People shopping more online and visiting stores less frequently also had an impact, suggests Gladman. “Meat-free aisles are well merchandised so are effective at inspiring shoppers and driving impulse sales,” she says.
Some suggest a decline in environmental news as Covid-dominated headlines had an impact. After all, sustainability concerns are a key driver for meat avoidance.
They could soon be back on front pages. According to Ipsos Mori, 65% of consumers believe climate change should be a priority of the post-Covid economic recovery plan.
So, with an end in sight for the virus, it’s fair to expect plant-based to return to its former glory.
“The trend for meat-free occasions was in strong growth between 2015 and 2019,” says Lactalis UK group marketing director Heloise Le Norcy-Trott. “In 2019, a third of people were cutting down on meat. Whilst this growth plateaued in the height of the health crisis, we expect the trends we saw pre-pandemic to return.”
So, prepare to see plenty of faux burgers and meat-free bangers on barbecue grills this summer.

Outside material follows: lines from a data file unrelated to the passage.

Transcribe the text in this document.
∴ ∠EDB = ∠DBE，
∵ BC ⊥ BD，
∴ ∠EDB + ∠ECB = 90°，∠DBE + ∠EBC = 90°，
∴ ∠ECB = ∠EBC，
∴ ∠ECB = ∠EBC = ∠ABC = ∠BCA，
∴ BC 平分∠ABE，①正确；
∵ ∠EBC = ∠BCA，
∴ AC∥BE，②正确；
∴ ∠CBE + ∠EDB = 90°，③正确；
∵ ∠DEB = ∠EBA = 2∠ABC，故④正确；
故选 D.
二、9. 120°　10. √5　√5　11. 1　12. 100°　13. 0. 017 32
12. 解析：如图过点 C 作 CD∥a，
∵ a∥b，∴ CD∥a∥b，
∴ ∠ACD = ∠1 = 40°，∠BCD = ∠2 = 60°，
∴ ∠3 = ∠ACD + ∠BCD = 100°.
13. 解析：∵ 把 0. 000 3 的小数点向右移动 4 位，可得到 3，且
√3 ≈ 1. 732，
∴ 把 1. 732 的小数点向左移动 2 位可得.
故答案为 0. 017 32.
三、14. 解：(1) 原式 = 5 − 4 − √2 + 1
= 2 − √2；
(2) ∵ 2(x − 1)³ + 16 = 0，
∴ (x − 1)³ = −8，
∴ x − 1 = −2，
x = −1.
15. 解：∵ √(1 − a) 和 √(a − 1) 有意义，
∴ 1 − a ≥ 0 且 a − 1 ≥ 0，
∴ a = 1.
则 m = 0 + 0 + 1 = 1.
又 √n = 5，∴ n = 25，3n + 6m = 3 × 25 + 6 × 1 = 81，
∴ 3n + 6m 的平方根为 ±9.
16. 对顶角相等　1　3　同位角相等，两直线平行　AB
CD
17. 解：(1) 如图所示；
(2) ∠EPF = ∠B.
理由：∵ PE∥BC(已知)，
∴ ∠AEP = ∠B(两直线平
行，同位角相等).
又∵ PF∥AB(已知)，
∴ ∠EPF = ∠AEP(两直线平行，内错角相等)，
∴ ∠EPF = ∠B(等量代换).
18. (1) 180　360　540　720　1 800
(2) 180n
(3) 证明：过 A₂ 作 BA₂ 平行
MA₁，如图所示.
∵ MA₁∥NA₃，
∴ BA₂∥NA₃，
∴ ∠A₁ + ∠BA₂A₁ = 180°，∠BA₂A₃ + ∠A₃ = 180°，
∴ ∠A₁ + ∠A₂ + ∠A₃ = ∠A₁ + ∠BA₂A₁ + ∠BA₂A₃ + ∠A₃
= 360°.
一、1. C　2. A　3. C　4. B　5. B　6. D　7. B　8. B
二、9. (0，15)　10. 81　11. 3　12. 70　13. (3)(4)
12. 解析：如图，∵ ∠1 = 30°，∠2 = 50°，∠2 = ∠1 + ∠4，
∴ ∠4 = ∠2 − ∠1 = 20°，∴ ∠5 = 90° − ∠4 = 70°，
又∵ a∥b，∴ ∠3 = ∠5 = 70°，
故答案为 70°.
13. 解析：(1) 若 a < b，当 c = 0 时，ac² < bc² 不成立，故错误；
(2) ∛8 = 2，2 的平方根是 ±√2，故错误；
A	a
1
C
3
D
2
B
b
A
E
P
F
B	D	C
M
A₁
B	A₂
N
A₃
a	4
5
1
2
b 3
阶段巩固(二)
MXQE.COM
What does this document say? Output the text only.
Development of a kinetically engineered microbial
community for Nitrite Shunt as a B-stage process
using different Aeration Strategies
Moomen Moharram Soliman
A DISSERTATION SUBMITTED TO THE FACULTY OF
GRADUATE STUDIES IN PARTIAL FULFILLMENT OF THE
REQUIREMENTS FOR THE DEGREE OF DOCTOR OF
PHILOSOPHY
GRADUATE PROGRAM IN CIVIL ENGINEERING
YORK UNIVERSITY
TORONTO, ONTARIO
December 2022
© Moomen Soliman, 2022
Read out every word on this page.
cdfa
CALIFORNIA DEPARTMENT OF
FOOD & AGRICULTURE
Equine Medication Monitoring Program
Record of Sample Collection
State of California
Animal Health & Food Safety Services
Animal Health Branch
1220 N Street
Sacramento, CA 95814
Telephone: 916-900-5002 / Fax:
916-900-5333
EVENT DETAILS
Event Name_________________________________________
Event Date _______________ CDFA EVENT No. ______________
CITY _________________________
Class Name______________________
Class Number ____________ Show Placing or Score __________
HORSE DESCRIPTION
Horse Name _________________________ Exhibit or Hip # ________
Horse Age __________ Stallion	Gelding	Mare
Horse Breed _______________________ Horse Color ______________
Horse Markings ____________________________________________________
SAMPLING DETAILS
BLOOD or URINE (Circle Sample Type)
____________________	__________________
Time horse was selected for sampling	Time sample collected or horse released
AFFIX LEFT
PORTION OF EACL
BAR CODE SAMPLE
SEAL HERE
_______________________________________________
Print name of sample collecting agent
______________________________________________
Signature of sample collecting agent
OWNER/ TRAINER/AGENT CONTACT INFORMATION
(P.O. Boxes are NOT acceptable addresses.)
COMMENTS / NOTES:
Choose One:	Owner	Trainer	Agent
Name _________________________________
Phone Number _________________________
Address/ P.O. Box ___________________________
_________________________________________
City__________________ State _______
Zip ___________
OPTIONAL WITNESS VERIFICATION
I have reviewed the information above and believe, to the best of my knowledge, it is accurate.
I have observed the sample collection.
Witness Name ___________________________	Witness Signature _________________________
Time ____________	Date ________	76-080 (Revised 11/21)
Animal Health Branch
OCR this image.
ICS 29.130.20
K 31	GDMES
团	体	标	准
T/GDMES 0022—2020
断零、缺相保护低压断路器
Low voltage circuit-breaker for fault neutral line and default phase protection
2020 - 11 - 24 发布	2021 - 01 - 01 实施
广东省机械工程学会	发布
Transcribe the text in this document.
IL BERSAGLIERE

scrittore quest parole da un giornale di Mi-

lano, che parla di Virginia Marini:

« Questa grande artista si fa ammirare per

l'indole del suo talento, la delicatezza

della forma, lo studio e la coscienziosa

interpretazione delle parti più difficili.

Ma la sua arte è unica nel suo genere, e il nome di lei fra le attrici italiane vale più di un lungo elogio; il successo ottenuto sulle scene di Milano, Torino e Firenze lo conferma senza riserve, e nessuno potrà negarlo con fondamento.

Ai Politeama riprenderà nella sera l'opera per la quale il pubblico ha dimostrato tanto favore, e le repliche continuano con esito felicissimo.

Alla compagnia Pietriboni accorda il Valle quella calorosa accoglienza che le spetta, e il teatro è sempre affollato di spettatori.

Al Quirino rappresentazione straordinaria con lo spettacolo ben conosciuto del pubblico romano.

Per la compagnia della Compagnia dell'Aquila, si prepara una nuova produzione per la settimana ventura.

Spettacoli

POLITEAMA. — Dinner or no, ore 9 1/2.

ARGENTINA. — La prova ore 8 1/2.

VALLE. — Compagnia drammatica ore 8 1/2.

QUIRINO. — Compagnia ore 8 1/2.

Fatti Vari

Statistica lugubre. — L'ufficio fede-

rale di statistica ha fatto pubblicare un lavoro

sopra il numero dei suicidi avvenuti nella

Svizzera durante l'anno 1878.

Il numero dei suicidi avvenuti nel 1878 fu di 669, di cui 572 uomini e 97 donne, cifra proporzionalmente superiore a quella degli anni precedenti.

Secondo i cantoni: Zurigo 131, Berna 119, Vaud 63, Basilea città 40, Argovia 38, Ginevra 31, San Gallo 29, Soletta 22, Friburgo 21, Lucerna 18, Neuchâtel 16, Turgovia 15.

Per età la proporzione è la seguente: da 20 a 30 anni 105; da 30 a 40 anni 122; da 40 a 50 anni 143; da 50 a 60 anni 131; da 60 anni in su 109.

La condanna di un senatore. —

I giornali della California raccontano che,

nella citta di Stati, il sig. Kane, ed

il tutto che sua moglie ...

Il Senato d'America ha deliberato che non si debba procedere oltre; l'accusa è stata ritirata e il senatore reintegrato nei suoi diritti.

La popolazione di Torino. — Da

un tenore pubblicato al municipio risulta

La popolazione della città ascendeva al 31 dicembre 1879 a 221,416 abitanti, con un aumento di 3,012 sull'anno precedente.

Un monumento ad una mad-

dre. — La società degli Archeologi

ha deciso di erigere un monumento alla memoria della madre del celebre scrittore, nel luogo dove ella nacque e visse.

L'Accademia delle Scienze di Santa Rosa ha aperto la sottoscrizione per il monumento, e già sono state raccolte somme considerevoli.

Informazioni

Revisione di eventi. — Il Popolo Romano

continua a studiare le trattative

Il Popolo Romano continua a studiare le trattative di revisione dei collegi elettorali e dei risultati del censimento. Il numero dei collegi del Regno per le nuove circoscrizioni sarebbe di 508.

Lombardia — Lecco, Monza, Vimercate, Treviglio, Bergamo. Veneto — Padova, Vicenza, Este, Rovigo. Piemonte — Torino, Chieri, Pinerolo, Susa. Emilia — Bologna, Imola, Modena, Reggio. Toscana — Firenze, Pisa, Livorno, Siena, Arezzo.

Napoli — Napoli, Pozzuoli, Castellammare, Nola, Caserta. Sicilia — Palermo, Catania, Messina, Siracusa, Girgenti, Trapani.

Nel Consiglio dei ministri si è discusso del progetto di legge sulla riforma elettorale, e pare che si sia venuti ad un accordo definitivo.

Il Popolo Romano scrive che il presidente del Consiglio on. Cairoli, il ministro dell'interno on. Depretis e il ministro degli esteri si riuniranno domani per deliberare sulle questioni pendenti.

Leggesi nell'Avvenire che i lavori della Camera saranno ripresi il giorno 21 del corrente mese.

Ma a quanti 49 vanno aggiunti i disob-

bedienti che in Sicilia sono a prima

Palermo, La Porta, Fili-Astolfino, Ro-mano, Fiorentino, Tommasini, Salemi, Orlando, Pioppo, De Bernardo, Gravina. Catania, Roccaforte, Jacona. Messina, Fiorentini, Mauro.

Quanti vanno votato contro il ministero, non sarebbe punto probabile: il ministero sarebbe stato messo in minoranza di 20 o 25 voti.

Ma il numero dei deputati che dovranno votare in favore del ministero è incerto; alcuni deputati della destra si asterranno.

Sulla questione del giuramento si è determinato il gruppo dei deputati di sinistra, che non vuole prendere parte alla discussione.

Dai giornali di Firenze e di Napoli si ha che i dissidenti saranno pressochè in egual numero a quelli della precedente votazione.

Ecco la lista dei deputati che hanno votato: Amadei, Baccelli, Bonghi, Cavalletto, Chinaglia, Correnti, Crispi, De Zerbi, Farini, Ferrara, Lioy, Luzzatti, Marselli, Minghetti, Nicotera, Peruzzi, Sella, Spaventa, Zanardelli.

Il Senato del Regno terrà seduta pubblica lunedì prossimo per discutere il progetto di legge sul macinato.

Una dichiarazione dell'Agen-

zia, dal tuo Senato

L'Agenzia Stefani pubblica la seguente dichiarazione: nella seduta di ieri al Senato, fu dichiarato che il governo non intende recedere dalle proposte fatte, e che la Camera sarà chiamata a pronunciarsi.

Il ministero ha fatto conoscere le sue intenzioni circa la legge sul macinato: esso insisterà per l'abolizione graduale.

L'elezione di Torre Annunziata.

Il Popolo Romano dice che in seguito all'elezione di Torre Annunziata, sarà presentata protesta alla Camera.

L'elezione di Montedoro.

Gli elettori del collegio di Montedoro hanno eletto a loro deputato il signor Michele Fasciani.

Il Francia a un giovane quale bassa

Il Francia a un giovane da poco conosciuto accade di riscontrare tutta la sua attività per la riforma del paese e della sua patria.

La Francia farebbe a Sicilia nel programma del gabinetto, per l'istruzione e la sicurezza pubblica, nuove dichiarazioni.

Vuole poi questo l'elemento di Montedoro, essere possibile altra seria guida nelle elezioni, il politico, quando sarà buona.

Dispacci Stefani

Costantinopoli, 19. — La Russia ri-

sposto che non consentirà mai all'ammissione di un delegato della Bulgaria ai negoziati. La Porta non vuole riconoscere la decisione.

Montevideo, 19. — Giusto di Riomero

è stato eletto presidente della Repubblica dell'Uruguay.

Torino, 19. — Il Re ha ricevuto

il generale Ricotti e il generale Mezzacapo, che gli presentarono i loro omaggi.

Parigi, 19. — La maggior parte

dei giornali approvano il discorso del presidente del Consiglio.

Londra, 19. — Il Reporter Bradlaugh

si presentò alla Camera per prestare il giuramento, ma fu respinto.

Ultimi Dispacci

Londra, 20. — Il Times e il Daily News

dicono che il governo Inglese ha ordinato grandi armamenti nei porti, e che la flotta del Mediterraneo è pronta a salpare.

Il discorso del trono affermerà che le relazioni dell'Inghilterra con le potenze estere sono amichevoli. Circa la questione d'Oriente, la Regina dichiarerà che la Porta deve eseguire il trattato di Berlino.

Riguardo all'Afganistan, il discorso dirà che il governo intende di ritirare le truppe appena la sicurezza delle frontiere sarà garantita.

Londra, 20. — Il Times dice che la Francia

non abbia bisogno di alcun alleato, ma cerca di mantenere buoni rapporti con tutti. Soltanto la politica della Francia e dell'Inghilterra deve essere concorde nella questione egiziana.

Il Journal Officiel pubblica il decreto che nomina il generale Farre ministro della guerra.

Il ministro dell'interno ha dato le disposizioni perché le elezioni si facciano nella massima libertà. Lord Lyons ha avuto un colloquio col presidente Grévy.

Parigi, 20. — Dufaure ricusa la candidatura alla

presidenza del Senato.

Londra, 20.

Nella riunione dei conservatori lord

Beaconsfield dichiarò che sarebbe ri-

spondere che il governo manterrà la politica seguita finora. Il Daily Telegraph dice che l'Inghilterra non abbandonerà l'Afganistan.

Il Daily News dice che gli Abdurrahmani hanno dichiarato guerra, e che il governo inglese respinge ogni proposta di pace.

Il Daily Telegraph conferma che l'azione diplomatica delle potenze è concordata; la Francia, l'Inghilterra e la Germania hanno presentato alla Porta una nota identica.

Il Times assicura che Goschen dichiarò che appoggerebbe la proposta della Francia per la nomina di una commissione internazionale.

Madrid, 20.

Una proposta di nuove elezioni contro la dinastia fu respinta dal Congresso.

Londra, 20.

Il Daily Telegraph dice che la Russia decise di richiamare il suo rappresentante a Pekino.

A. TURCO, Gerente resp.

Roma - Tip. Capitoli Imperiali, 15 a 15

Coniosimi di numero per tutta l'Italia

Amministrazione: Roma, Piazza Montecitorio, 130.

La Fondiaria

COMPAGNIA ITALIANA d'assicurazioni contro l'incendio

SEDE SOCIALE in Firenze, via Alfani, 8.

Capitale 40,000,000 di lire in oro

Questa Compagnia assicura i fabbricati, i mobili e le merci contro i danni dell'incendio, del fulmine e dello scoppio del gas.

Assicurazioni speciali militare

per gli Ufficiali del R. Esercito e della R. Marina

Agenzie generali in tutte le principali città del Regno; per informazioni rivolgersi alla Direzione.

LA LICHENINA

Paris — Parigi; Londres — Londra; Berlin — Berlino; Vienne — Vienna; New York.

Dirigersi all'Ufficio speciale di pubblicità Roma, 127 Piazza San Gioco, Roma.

That appetite for affordable indulgence has led to strong growth in exotic meats, condiments and pickles. “The barbecue sector is benefiting from UK consumers actively seeking out small, affordable ways to upgrade everyday eating rituals,” says Dee Mapasure, founder of South African sausage brand K’s Wors. She expects to see a repeat of last year’s posher BBQs this summer. “Better weather and the imminent easing of lockdown means garden centres are already feeling the benefits of households preparing gardens and scrubbing down barbecues.”
Indeed, a Money.co.uk survey last year suggested homeowners spent on average £4,000 per household on home improvements in the first lockdown, with gardens attracting most spend.
More recently, Argos saw sales of barbecues and gazebos triple over the weekend the government outlined its roadmap for easing lockdown.
So, perhaps Brits are trying to make their gardens feel like the holiday destinations they haven’t been able to visit. It’s certainly an ambition that’s been seen in their choice of table sauces, insists Deborah Milroy-Kent, head of condiments at AB World Foods
“Whilst travelling abroad has been virtually off the cards, more consumers are using condiments to explore and experiment with world flavour at home,” she says, pointing to 40% growth in world sauces [Nielsen 52 w/e 31 January 2021]. “Increasing penetration and consumption of condiments should follow through into barbecue season.”
Supplier EHL Ingredients reports growing interest in far eastern herbs and spices from retailers as they develop their 2021 barbecue ranges. “We’ve experienced an increase in demand for blends such as Middle Eastern baharat and panch phoron from eastern India,” says EHL joint MD Tasneem Alonzo.
“More consumers are using condiments to explore and experiment with world flavour”
“Korean cuisine is gaining traction and the well-known barbecue style is a popular concept that people can try to create at home while restaurants are still closed. And with the Olympics expected to take place in Japan this summer, we predict blends such as togarashi seasoning will be popular among consumers looking to recreate a Japanese barbecue at home.”
There are still lots of ‘ifs’ surrounding the Games. But if they go ahead, this year’s barbecue season is in for boost. There’s also the prospect of a Euro cup final (at Wembley) in July. After the year they’ve had, footie fans’ hopes for a strong home performance have never been higher. One thing’s for sure: if England (or Scotland or Wales) reach the final, the barbie season will go nuclear.